Carolyne headed for the basement. Somebody—take her pick—had turned on the lights. Carolyne still wasn’t sure where to go once she reached the bottom of the stairway: Left? Right? Straight ahead? “Dr. Seln?”

She continued her hails for direction as she headed, on pure impulse, to the right. However, she’d turned right yet again, then made a left, before she finally got any kind of response.

“Carolyne?” Not that it was Dr. Seln suddenly appearing through the open doorway only a few feet away. Nor was it Teddy.

“Galin?” He didn’t look nearly dead to her. When Carolyne got her hands on Melanie, she’d wring the woman’s neck for overacting. “Melanie had me written in as your pallbearer.”

Galin looked as surprised as she’d been to see him. “Actually, it’s Teddy down and out.”

“Teddy?” Once more for incredulous emphasis: “Teddy?”

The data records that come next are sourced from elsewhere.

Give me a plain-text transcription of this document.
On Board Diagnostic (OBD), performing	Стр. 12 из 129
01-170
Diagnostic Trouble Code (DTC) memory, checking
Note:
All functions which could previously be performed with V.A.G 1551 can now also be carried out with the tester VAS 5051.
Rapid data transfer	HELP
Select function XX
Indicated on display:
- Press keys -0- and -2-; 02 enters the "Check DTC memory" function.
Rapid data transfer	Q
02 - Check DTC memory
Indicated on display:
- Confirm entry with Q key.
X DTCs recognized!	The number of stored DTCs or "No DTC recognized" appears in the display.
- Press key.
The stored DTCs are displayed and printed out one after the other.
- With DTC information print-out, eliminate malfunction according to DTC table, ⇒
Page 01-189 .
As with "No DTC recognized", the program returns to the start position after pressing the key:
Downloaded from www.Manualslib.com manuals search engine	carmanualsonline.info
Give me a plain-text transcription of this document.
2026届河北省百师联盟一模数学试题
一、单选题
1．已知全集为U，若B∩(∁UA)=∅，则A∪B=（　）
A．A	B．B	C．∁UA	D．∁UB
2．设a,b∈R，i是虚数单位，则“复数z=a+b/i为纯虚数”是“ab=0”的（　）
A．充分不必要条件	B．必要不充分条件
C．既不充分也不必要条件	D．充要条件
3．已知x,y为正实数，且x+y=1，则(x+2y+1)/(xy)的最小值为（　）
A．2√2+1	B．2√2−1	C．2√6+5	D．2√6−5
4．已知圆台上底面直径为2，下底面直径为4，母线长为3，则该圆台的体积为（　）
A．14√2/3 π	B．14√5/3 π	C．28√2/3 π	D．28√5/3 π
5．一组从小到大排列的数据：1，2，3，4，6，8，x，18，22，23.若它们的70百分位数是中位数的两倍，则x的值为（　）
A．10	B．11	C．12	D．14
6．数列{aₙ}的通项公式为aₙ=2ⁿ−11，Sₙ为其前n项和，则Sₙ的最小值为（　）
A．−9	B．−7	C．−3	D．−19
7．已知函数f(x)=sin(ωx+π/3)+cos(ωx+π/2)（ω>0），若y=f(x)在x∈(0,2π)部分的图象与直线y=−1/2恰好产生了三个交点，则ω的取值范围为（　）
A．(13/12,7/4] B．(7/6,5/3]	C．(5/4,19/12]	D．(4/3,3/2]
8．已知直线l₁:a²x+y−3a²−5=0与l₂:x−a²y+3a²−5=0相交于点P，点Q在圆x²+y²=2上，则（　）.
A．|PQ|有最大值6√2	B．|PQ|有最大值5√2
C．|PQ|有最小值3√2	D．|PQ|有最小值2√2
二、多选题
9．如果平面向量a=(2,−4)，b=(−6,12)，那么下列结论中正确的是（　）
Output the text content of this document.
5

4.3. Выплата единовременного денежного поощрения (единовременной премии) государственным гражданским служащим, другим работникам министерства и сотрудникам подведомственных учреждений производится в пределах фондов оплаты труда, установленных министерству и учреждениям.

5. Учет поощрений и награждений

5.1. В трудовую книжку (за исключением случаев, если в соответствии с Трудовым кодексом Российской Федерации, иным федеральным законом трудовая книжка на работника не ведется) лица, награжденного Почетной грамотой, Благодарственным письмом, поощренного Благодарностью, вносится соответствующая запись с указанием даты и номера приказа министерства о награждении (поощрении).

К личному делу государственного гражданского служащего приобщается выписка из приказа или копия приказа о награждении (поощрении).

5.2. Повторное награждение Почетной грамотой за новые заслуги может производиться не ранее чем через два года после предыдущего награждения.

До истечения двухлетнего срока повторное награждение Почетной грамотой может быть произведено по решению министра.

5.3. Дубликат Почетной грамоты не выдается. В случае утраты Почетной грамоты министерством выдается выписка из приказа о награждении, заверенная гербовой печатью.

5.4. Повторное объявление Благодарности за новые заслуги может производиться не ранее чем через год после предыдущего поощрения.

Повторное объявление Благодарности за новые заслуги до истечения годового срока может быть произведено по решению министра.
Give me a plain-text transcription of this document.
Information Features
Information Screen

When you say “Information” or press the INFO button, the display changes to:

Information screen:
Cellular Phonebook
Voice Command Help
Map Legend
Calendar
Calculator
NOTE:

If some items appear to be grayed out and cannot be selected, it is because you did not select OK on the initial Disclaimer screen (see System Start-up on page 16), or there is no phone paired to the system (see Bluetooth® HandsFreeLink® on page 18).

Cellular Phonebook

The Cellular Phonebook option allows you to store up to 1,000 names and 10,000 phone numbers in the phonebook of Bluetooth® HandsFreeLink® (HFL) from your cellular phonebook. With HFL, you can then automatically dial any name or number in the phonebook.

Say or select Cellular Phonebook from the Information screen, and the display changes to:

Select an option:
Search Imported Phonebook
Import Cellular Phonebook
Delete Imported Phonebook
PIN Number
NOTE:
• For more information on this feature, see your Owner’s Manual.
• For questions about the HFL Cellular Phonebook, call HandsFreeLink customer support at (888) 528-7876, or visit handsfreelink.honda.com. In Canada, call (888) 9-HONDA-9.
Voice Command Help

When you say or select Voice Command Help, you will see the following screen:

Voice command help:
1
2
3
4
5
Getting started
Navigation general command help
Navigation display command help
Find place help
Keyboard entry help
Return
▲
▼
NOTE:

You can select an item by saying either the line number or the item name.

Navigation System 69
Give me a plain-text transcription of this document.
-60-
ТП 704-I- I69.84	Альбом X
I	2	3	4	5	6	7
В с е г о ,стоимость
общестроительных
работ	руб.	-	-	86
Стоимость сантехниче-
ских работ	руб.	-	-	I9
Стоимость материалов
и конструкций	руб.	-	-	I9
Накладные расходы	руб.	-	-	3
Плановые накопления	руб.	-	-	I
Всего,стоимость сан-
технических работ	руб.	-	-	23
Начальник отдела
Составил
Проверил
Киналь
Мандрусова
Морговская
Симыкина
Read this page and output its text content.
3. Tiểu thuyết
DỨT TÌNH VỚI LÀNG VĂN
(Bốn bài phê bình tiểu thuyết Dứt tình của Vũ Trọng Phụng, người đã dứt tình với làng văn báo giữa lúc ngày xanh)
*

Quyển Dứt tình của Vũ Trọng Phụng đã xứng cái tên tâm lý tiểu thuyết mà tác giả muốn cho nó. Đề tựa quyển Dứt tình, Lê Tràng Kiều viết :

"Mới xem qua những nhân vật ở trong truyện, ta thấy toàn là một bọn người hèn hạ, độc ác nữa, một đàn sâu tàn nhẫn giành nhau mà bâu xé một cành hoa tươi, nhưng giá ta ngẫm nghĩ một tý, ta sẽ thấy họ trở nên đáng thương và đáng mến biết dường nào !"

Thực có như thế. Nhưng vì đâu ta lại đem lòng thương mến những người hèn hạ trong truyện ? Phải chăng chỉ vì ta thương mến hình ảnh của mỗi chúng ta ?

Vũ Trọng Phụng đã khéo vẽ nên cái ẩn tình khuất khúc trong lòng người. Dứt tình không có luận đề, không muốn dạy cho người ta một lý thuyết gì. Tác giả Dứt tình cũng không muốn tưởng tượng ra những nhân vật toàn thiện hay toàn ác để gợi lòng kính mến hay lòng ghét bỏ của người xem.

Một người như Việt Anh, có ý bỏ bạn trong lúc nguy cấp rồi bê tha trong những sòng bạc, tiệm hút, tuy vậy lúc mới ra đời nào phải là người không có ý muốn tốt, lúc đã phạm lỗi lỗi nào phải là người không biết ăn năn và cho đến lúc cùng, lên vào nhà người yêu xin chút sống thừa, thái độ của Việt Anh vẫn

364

She looked beyond Galin into a storage room which hadn’t changed much since the last time Melanie, Teddy, and she had seen it on their introductory tour of the house. Kyle had been disgruntled that the servant assigned as their guide had showed them: “It reeks of conspicuous consumption in its accumulation of ‘stuff’ from generations who confronted game populations truly assumed inexhaustible at the time,” Kyle had apologized in reference to the stored collection of trophies and stuffed animals, all rejects from upstairs, all stacked, floor to ceiling, like pieces of cord wood. Except for a covering of dust, the room contents, mainly examples of artful taxidermy skills, were in good condition, except for at least one obvious exception—make that two, what with Teddy laid out on the floor between a horn-damaged toppled water buffalo and a slightly askew capybara.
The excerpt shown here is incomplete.